This is an Stougaard old family favorite. Not the easiest to make, but well worth the trouble. Gooey and sweet. Best eaten fresh from the oven. I usually double the recipe, because if you go to the trouble to make yeast rolls–make lots. Milk can also be warmed in the microwave.
Pour the milk into a small saucepan, and set over medium heat. Heat just until a skin starts to form on the top, then remove from the stove, and stir in salt and 1/4 cup margarine. Allow to cool to lukewarm.
Place 1/8 cup of warm water in a small bowl. Stir in 1/2 teaspoon sugar. Sprinkle yeast over the surface, and let stand until foamy, 5 to 10 minutes.
In a large bowl, stir together the cooled milk mixture and the yeast for 2 minutes using an electric mixer on medium speed. Add egg, and mix well. Use a large wooden spoon to stir in flour 1/2 cup at a time, mixing well after each addition until the mixture forms a dough. Knead on a floured surface, adding more flour if necessary, until dough is smooth and elastic, about 8 minutes. Place in an oiled bowl, and turn once to coat the top. Cover, and let rise until doubled in size, 1 to 2 hours.
Punch down dough, and let rest on the counter while you prepare the caramel topping. In a medium bowl, mix together the corn syrup, 1 1/2 tablespoons of water, 3 tablespoons of margarine and brown sugar until smooth. Spread an even layer onto the bottom of a 9x9 inch baking dish. Place pecan halves upside down in rows over the sugar mixture. Set aside.

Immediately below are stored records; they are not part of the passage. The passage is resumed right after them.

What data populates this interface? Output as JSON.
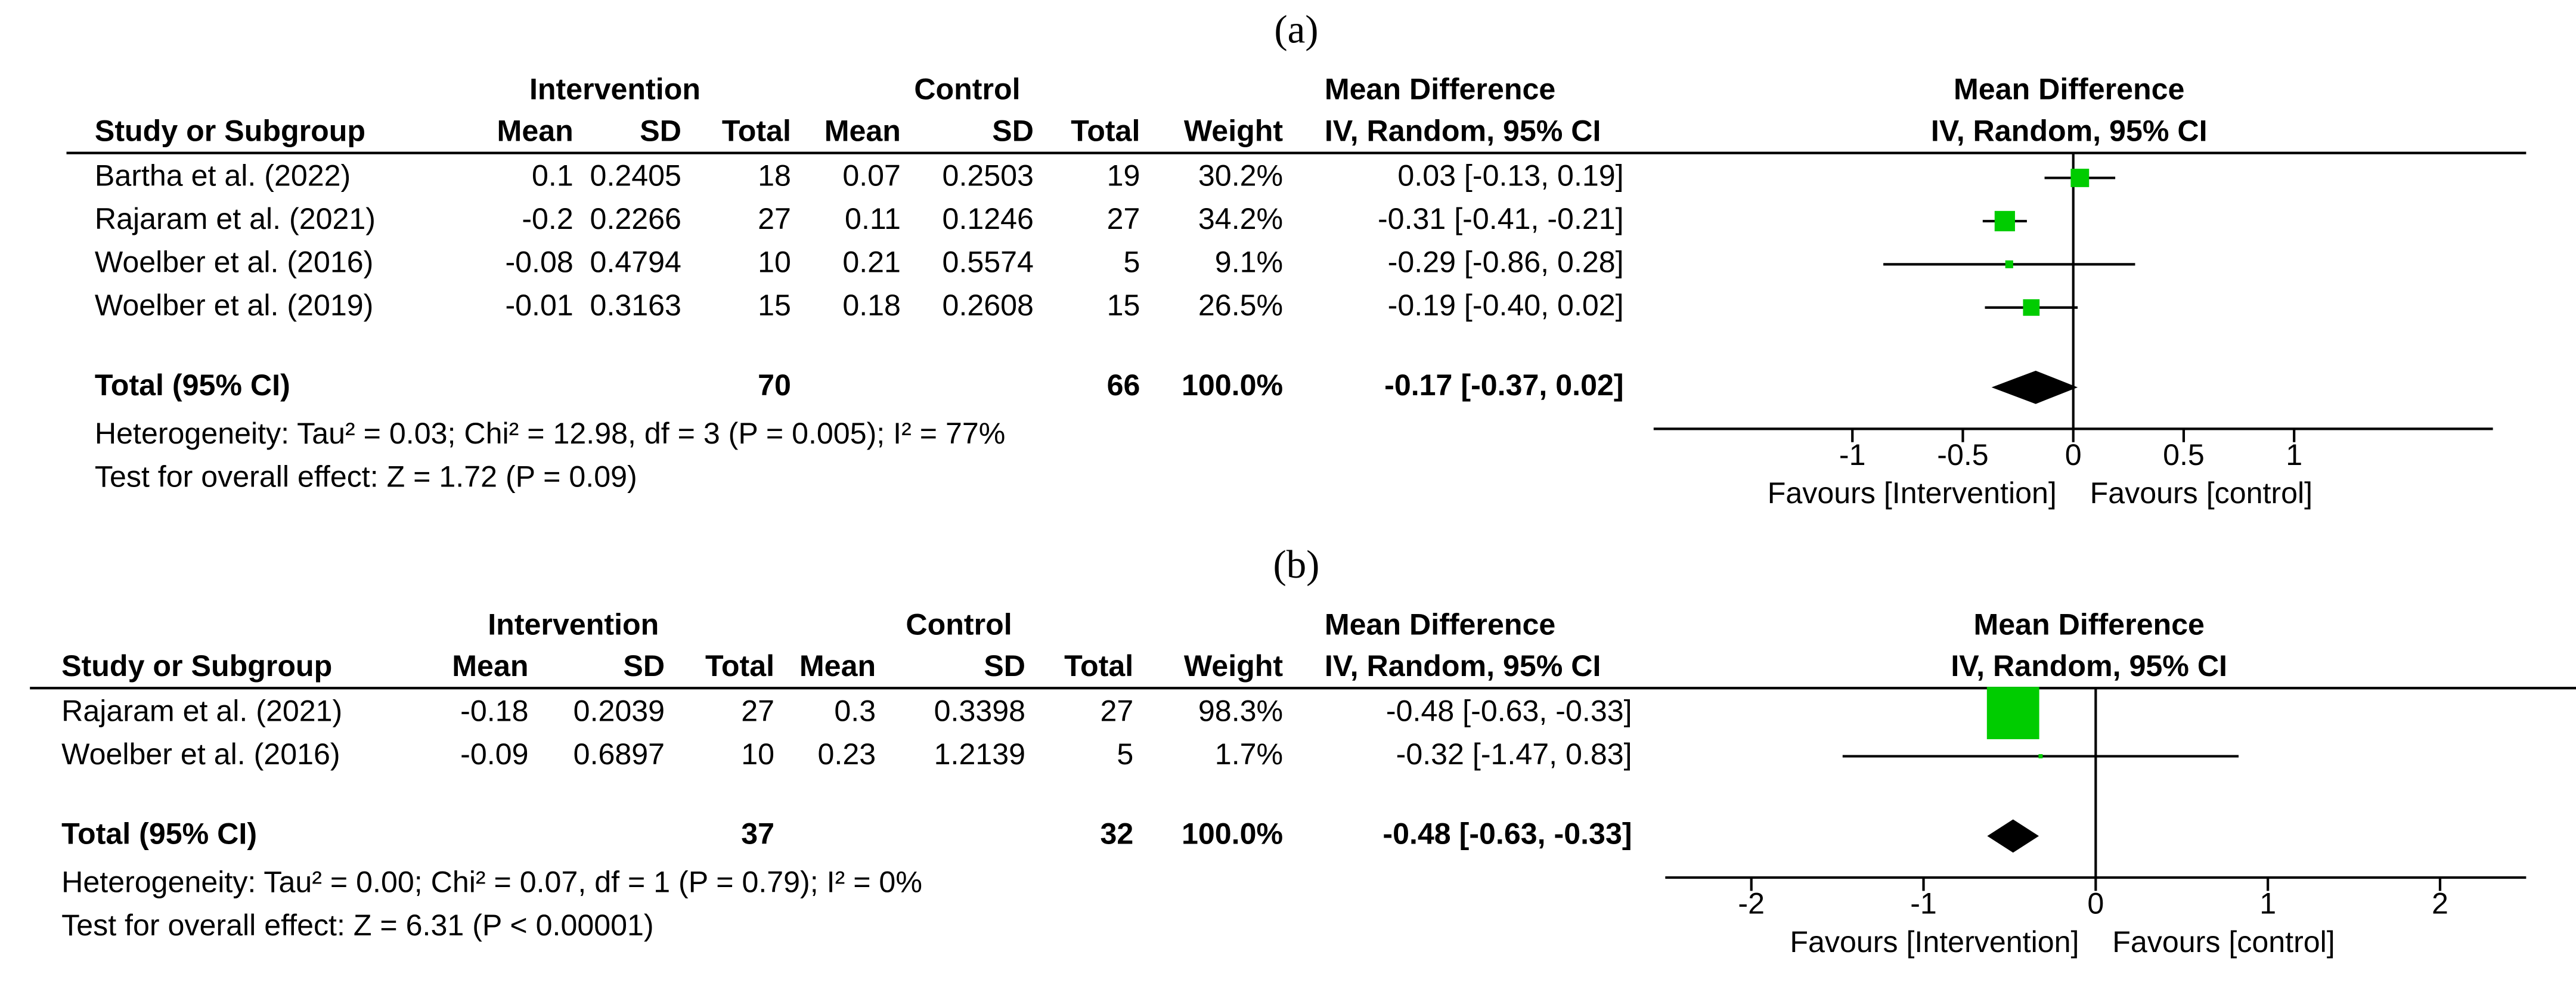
{
  "chart_data": [
    {
      "type": "forest",
      "label": "(a)",
      "intervention_header": "Intervention",
      "control_header": "Control",
      "md_header": "Mean Difference",
      "plot_header": "Mean Difference",
      "plot_subheader": "IV, Random, 95% CI",
      "columns": [
        "Study or Subgroup",
        "Mean",
        "SD",
        "Total",
        "Mean",
        "SD",
        "Total",
        "Weight",
        "IV, Random, 95% CI"
      ],
      "color": "#00cc00",
      "studies": [
        {
          "name": "Bartha et al. (2022)",
          "int_mean": 0.1,
          "int_sd": 0.2405,
          "int_total": 18,
          "ctl_mean": 0.07,
          "ctl_sd": 0.2503,
          "ctl_total": 19,
          "weight": 30.2,
          "weight_label": "30.2%",
          "md": 0.03,
          "ci_low": -0.13,
          "ci_high": 0.19,
          "ci_label": "0.03 [-0.13, 0.19]"
        },
        {
          "name": "Rajaram et al. (2021)",
          "int_mean": -0.2,
          "int_sd": 0.2266,
          "int_total": 27,
          "ctl_mean": 0.11,
          "ctl_sd": 0.1246,
          "ctl_total": 27,
          "weight": 34.2,
          "weight_label": "34.2%",
          "md": -0.31,
          "ci_low": -0.41,
          "ci_high": -0.21,
          "ci_label": "-0.31 [-0.41, -0.21]"
        },
        {
          "name": "Woelber et al. (2016)",
          "int_mean": -0.08,
          "int_sd": 0.4794,
          "int_total": 10,
          "ctl_mean": 0.21,
          "ctl_sd": 0.5574,
          "ctl_total": 5,
          "weight": 9.1,
          "weight_label": "9.1%",
          "md": -0.29,
          "ci_low": -0.86,
          "ci_high": 0.28,
          "ci_label": "-0.29 [-0.86, 0.28]"
        },
        {
          "name": "Woelber et al. (2019)",
          "int_mean": -0.01,
          "int_sd": 0.3163,
          "int_total": 15,
          "ctl_mean": 0.18,
          "ctl_sd": 0.2608,
          "ctl_total": 15,
          "weight": 26.5,
          "weight_label": "26.5%",
          "md": -0.19,
          "ci_low": -0.4,
          "ci_high": 0.02,
          "ci_label": "-0.19 [-0.40, 0.02]"
        }
      ],
      "total": {
        "name": "Total (95% CI)",
        "int_total": 70,
        "ctl_total": 66,
        "weight": 100.0,
        "weight_label": "100.0%",
        "md": -0.17,
        "ci_low": -0.37,
        "ci_high": 0.02,
        "ci_label": "-0.17 [-0.37, 0.02]"
      },
      "heterogeneity": "Heterogeneity: Tau² = 0.03; Chi² = 12.98, df = 3 (P = 0.005); I² = 77%",
      "overall_effect": "Test for overall effect: Z = 1.72 (P = 0.09)",
      "xlim": [
        -1.9,
        1.9
      ],
      "xticks": [
        -1,
        -0.5,
        0,
        0.5,
        1
      ],
      "favours": [
        "Favours [Intervention]",
        "Favours [control]"
      ]
    },
    {
      "type": "forest",
      "label": "(b)",
      "intervention_header": "Intervention",
      "control_header": "Control",
      "md_header": "Mean Difference",
      "plot_header": "Mean Difference",
      "plot_subheader": "IV, Random, 95% CI",
      "columns": [
        "Study or Subgroup",
        "Mean",
        "SD",
        "Total",
        "Mean",
        "SD",
        "Total",
        "Weight",
        "IV, Random, 95% CI"
      ],
      "color": "#00cc00",
      "studies": [
        {
          "name": "Rajaram et al. (2021)",
          "int_mean": -0.18,
          "int_sd": 0.2039,
          "int_total": 27,
          "ctl_mean": 0.3,
          "ctl_sd": 0.3398,
          "ctl_total": 27,
          "weight": 98.3,
          "weight_label": "98.3%",
          "md": -0.48,
          "ci_low": -0.63,
          "ci_high": -0.33,
          "ci_label": "-0.48 [-0.63, -0.33]"
        },
        {
          "name": "Woelber et al. (2016)",
          "int_mean": -0.09,
          "int_sd": 0.6897,
          "int_total": 10,
          "ctl_mean": 0.23,
          "ctl_sd": 1.2139,
          "ctl_total": 5,
          "weight": 1.7,
          "weight_label": "1.7%",
          "md": -0.32,
          "ci_low": -1.47,
          "ci_high": 0.83,
          "ci_label": "-0.32 [-1.47, 0.83]"
        }
      ],
      "total": {
        "name": "Total (95% CI)",
        "int_total": 37,
        "ctl_total": 32,
        "weight": 100.0,
        "weight_label": "100.0%",
        "md": -0.48,
        "ci_low": -0.63,
        "ci_high": -0.33,
        "ci_label": "-0.48 [-0.63, -0.33]"
      },
      "heterogeneity": "Heterogeneity: Tau² = 0.00; Chi² = 0.07, df = 1 (P = 0.79); I² = 0%",
      "overall_effect": "Test for overall effect: Z = 6.31 (P < 0.00001)",
      "xlim": [
        -2.5,
        2.5
      ],
      "xticks": [
        -2,
        -1,
        0,
        1,
        2
      ],
      "favours": [
        "Favours [Intervention]",
        "Favours [control]"
      ]
    }
  ]
}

On a lightly floured surface, roll dough out to a 9x12 inch rectangle Spread with 2 tablespoons of margarine. Mix together 1/4 cup of sugar with the cinnamon; sprinkle over the margarine. Roll the dough up starting at the long end to form a log. Pinch the seam together to seal. Cut the roll into 1 inch rounds. Place the rounds into the prepared baking dish. Set in a warm place to rise until doubled, about 30 minutes.

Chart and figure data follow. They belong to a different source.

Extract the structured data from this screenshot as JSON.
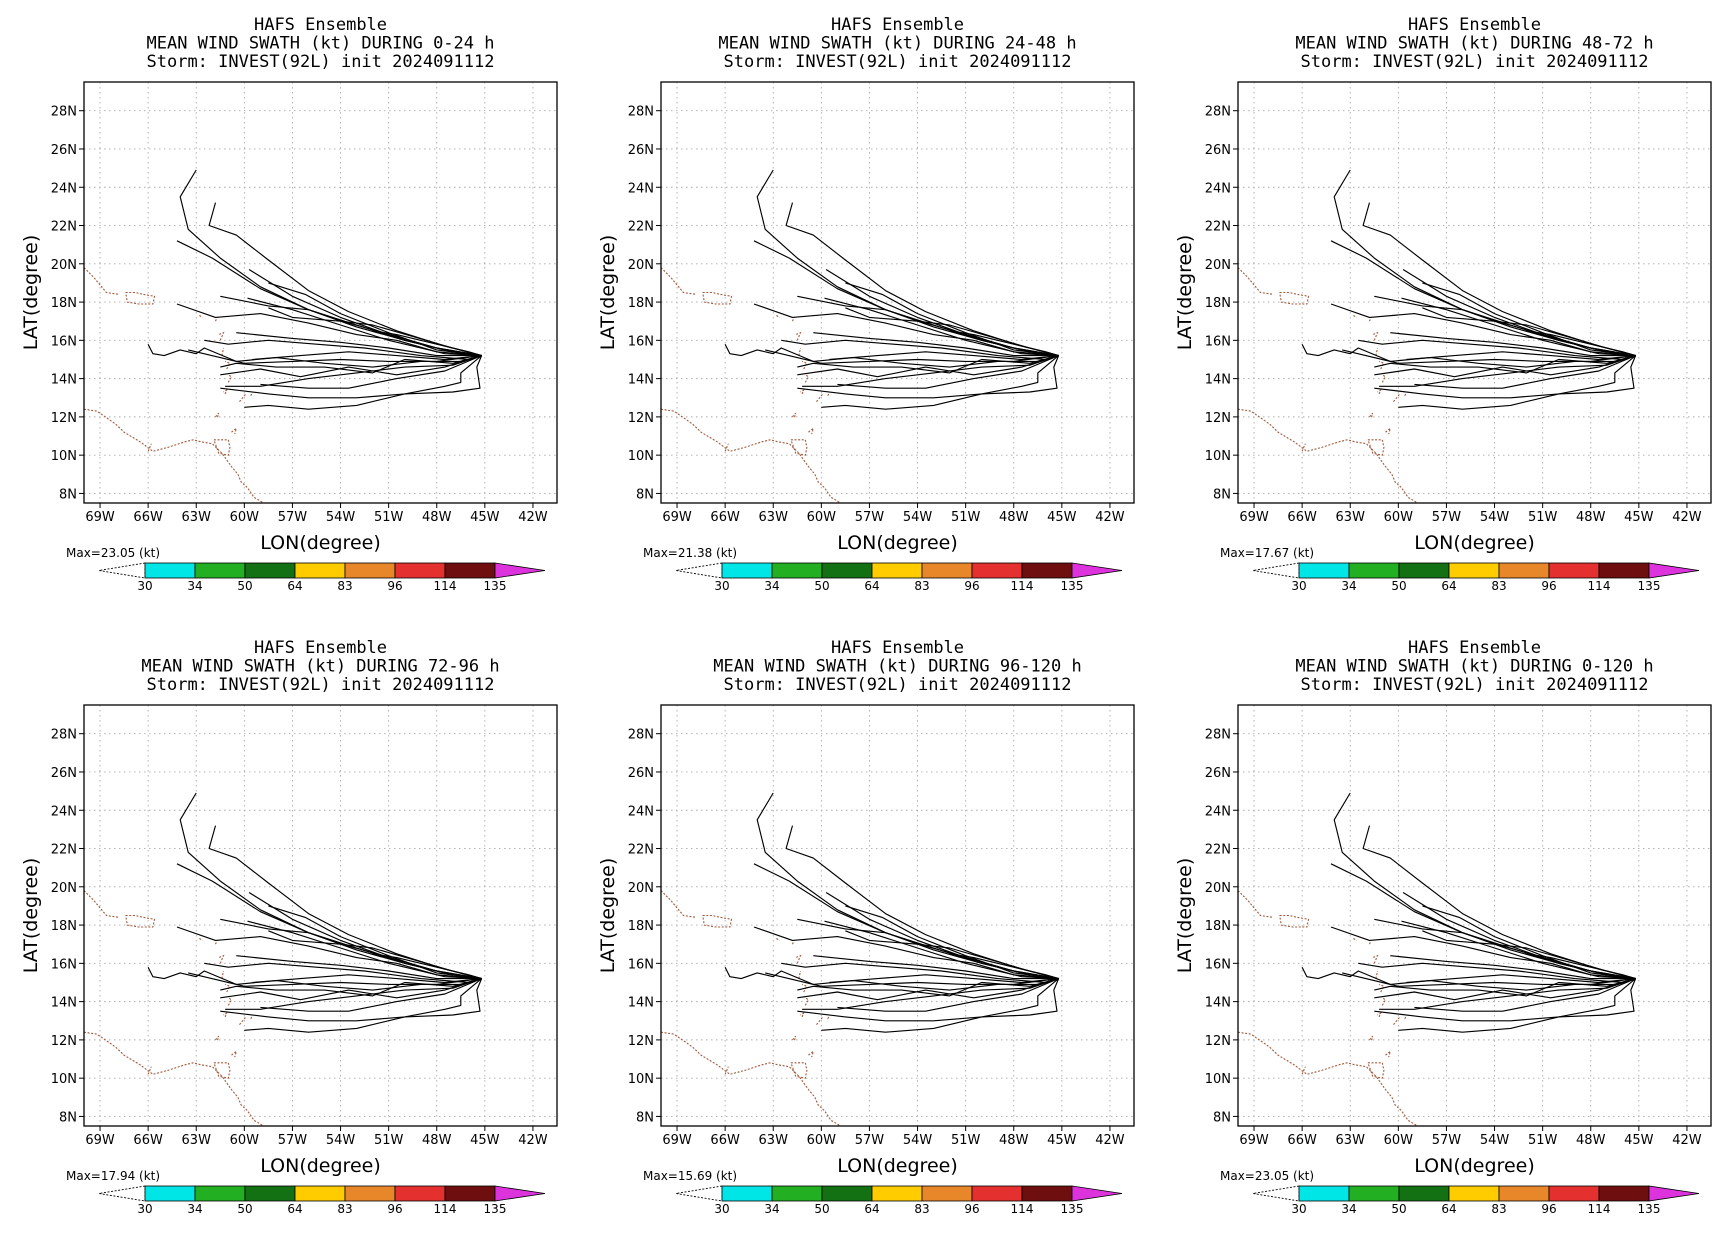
{
  "colors": {
    "track": "#000000",
    "coast": "#a05a3c",
    "grid": "#aaaaaa",
    "colorbar": [
      "#00e5e5",
      "#22b022",
      "#137013",
      "#ffcc00",
      "#e8862a",
      "#e53030",
      "#6e0e0e",
      "#dd33dd"
    ]
  },
  "map": {
    "lon_ticks": [
      "69W",
      "66W",
      "63W",
      "60W",
      "57W",
      "54W",
      "51W",
      "48W",
      "45W",
      "42W"
    ],
    "lat_ticks": [
      "8N",
      "10N",
      "12N",
      "14N",
      "16N",
      "18N",
      "20N",
      "22N",
      "24N",
      "26N",
      "28N"
    ],
    "xlabel": "LON(degree)",
    "ylabel": "LAT(degree)",
    "colorbar_levels": [
      "30",
      "34",
      "50",
      "64",
      "83",
      "96",
      "114",
      "135"
    ]
  },
  "chart_data": [
    {
      "type": "map",
      "title": [
        "HAFS Ensemble",
        "MEAN WIND SWATH (kt) DURING  0-24 h",
        "Storm: INVEST(92L) init 2024091112"
      ],
      "max_label": "Max=23.05 (kt)"
    },
    {
      "type": "map",
      "title": [
        "HAFS Ensemble",
        "MEAN WIND SWATH (kt) DURING 24-48 h",
        "Storm: INVEST(92L) init 2024091112"
      ],
      "max_label": "Max=21.38 (kt)"
    },
    {
      "type": "map",
      "title": [
        "HAFS Ensemble",
        "MEAN WIND SWATH (kt) DURING 48-72 h",
        "Storm: INVEST(92L) init 2024091112"
      ],
      "max_label": "Max=17.67 (kt)"
    },
    {
      "type": "map",
      "title": [
        "HAFS Ensemble",
        "MEAN WIND SWATH (kt) DURING 72-96 h",
        "Storm: INVEST(92L) init 2024091112"
      ],
      "max_label": "Max=17.94 (kt)"
    },
    {
      "type": "map",
      "title": [
        "HAFS Ensemble",
        "MEAN WIND SWATH (kt) DURING 96-120 h",
        "Storm: INVEST(92L) init 2024091112"
      ],
      "max_label": "Max=15.69 (kt)"
    },
    {
      "type": "map",
      "title": [
        "HAFS Ensemble",
        "MEAN WIND SWATH (kt) DURING 0-120 h",
        "Storm: INVEST(92L) init 2024091112"
      ],
      "max_label": "Max=23.05 (kt)"
    }
  ]
}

Preheat the oven to 350 degrees F (175 degrees C). Bake rolls for 20 to 25 minutes in the oven, until golden brown. Invert baking pan onto a cutting board or a clean cookie sheet while still warm so the caramel topping is on top.
Per Serving: 294 calories; protein 4.3g; carbohydrates 42g; fat 12.6g; cholesterol 16.3mg; sodium 209.3mg.
The best flavour of the flour can make a real difference to your bread. Different makers do vary. Great taste or Canadian flours, which are bet higher in gluten, may give you a better rise than standard dough flours – especially if you’re making wholemeal bread , which not always getting bigger as well as white bread.
To make this in a dough , add all the menus to your breadmaker and follow the manufacturer’s instructions.
A dough’s first rising can be make in the fridge overnight . This slows down the time it takes to rise to double its size, giving it a deeper flavour. It’s also a great limit , as you can start it night before , then clear it off the next day.